Enquanto as campanhas do Dezembro Vermelho, mês de conscientização sobre HIV/Aids instituído pela Lei nº 13.504/2017, tradicionalmente miram o público jovem, um grupo demográfico enfrenta uma epidemia silenciosa e crescente: os idosos brasileiros. Segundo o Boletim Epidemiológico sobre HIV/Aids do Ministério da Saúde, entre 2012 e 2022, a população de faixa etária acima de 60 anos registrou um salto de 441% no número de diagnósticos de HIV, contrastando com a tendência de estabilização ou queda em outros grupos.

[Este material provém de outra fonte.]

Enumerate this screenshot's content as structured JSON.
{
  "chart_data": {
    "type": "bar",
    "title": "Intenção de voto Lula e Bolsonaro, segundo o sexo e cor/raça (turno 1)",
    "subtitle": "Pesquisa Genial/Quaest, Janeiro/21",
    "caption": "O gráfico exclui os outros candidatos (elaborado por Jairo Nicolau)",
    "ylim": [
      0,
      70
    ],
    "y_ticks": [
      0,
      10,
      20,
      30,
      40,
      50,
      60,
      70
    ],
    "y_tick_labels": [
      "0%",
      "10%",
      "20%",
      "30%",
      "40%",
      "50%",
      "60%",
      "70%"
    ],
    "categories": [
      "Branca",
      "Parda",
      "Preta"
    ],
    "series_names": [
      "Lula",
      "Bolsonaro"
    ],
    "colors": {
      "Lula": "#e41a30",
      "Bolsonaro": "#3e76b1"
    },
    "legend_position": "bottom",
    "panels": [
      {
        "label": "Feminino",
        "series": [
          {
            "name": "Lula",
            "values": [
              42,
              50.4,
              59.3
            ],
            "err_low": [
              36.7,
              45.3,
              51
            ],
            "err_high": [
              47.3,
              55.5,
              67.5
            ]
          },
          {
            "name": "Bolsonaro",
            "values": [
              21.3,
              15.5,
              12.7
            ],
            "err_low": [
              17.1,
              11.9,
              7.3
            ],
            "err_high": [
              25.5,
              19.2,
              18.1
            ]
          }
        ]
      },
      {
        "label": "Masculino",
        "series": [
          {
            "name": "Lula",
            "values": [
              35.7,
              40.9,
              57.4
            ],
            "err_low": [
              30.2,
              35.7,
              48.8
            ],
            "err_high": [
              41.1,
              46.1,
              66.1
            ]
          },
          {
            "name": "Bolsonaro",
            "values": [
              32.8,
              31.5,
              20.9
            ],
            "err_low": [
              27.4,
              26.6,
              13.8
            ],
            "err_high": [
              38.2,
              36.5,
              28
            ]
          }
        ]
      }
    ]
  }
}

Entre 2011 e 2021, foram notificados 12.686 diagnósticos de HIV em pessoas com 60 anos ou mais, além de 24.809 casos de Aids e 14.773 mortes nessa faixa etária. Os números, contudo, são apenas a face mais visível de um problema estrutural. Segundo a geriatra Alessandra Tieppo, da Sociedade Brasileira de Geriatria e Gerontologia (SBGG), a raiz do crescimento está num “preconceito” arraigado. “Existe o preconceito de que a pessoa idosa não tem uma atividade sexual ativa e tampouco se coloca em comportamento de risco. Isso é uma inverdade”, afirma a especialista em entrevista ao Jornal Opção.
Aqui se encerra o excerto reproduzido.